Le 20 mars 2015, le CIRC (sous le contrôle de l’OMS) classe même le glyphosate comme « cancérogène probable » (groupe 2A). Une timide avancée.

 

Politiques et glyphosate

Le sujet intègre enfin la Commission européenne. Pourtant, sous la présidence Juncker, difficile de faire avancer le débat. Des opposants découvrent même que les tests de toxicité examinés par l’Autorité européenne de sécurité des aliments étaient financés par… les fabricants de pesticides, ainsi que le révèle un article du Monde.

Savez-vous que… ? Monsanto-Bayer a réussi à créer une nouvelle espèce OGM, Roundup Ready, qui tolère encore mieux le glyphosate. Ainsi, les agriculteurs peuvent déverser en masse du glyphosate sans crainte pour leurs cultures.

En 2017, alors que tout converge vers une interdiction, le glyphosate recueille une nouvelle autorisation pour 5 ans, faisant fi des citoyens, des anciens agriculteurs malades, de l’avis du CIRC, etc. Et si la France a voté contre, le gouvernement Macron oublie vite ses promesses de campagne… Quel que soit l’issu du vote, avait martelé la secrétaire d’Etat Brune Poirson, la sortie du glyphosate se ferait dans l’Hexagone bien avant celle de l’Union Européenne, au plus tard dans trois ans.
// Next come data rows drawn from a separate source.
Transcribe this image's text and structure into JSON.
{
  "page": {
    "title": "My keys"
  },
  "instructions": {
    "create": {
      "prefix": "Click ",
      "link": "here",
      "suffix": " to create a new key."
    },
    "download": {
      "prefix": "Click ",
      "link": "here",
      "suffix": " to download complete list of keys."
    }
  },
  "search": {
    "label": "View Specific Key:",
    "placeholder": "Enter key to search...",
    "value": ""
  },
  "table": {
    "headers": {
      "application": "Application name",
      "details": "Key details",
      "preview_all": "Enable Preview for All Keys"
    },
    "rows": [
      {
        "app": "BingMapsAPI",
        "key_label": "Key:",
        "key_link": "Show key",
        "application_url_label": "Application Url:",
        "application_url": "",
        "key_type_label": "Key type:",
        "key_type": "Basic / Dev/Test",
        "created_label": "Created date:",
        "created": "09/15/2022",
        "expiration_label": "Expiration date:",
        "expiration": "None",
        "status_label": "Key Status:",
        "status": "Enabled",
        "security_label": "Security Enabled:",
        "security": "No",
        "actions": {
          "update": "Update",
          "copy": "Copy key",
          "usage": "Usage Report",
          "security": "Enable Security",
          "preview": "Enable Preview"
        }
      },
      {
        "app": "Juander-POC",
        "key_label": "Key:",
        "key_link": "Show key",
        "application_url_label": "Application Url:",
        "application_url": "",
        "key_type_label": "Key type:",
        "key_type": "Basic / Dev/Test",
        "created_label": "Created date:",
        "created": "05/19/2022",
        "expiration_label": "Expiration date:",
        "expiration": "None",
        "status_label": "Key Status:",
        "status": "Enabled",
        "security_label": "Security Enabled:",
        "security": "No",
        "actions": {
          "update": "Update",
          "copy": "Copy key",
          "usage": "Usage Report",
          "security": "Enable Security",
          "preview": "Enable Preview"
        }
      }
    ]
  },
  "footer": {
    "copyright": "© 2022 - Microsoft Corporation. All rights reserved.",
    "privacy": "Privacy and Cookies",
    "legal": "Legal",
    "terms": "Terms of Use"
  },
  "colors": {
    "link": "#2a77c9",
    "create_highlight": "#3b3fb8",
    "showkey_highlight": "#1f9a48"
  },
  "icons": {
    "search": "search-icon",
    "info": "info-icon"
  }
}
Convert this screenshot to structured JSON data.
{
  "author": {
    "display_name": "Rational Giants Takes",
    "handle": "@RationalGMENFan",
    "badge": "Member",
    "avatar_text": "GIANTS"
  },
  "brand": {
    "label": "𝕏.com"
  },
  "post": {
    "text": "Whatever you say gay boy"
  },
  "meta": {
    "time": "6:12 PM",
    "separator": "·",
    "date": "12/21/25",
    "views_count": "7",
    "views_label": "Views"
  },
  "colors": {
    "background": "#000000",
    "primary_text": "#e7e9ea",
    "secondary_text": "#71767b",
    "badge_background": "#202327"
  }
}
Pourtant, du 22 au 29 mai 2018, le projet de loi Agriculture et Alimentation débattu à l’Assemblée Nationale se voit retirer une proposition d’amendement pour interdire le glyphosate. Dans la nuit du 15 septembre 2018, la majorité des députés présents (seulement 80 sur 577…) rejettent une fois de plus l’ensemble des amendements concernant le glyphosate. Question : si les députés LREM sont là pour représenter le peuple qui les élit, pourquoi mépriser les 80% de citoyens qui veulent un retrait du glyphosate ?

Savez-vous que… ? Mardi 15 janvier 2019, un tribunal de Lyon a annulé l’autorisation de mise sur le marché du RoundUp Pro 360, un nouveau glyphosate destiné à la viticulture, produit par Bayer.

Monsanto a commercialisé le glyphosate en 1975. Pourtant, il faut attendre le XXIème siècle pour que quelques sonnettes d’alarmes commencent à tinter. Pour quelle raison un si long silence ? Pour quelle raison ne teste-t-on pas les effets d’un herbicide ou d’un pesticide sur la population et l’environnement avant commercialisation ? Pourquoi faire passer le commerce avant la raison ? Ah oui, nos dirigeants s’occupaient du problème de l’homéopathie, ils ne peuvent pas être sur tous les fronts…

 

Notes scientifiques :

[1] Mesnage R, Defarge N, Spiroux de Vendômois J, Séralini G.E. Major pesticides are more toxic to human cells than their declared active principles. BioMed Research International, 2014.
[2] Zhang L, Rana I, Shaffer RM, Taioli E, Sheppard L. Exposure to glyphosate-based herbicides and risk for non-Hodgkin lymphoma: A meta-analysis and supporting evidence. Mutat Res. 2019 Feb 10;781:186-206. doi: 10.1016/j.mrrev.2019.02.001.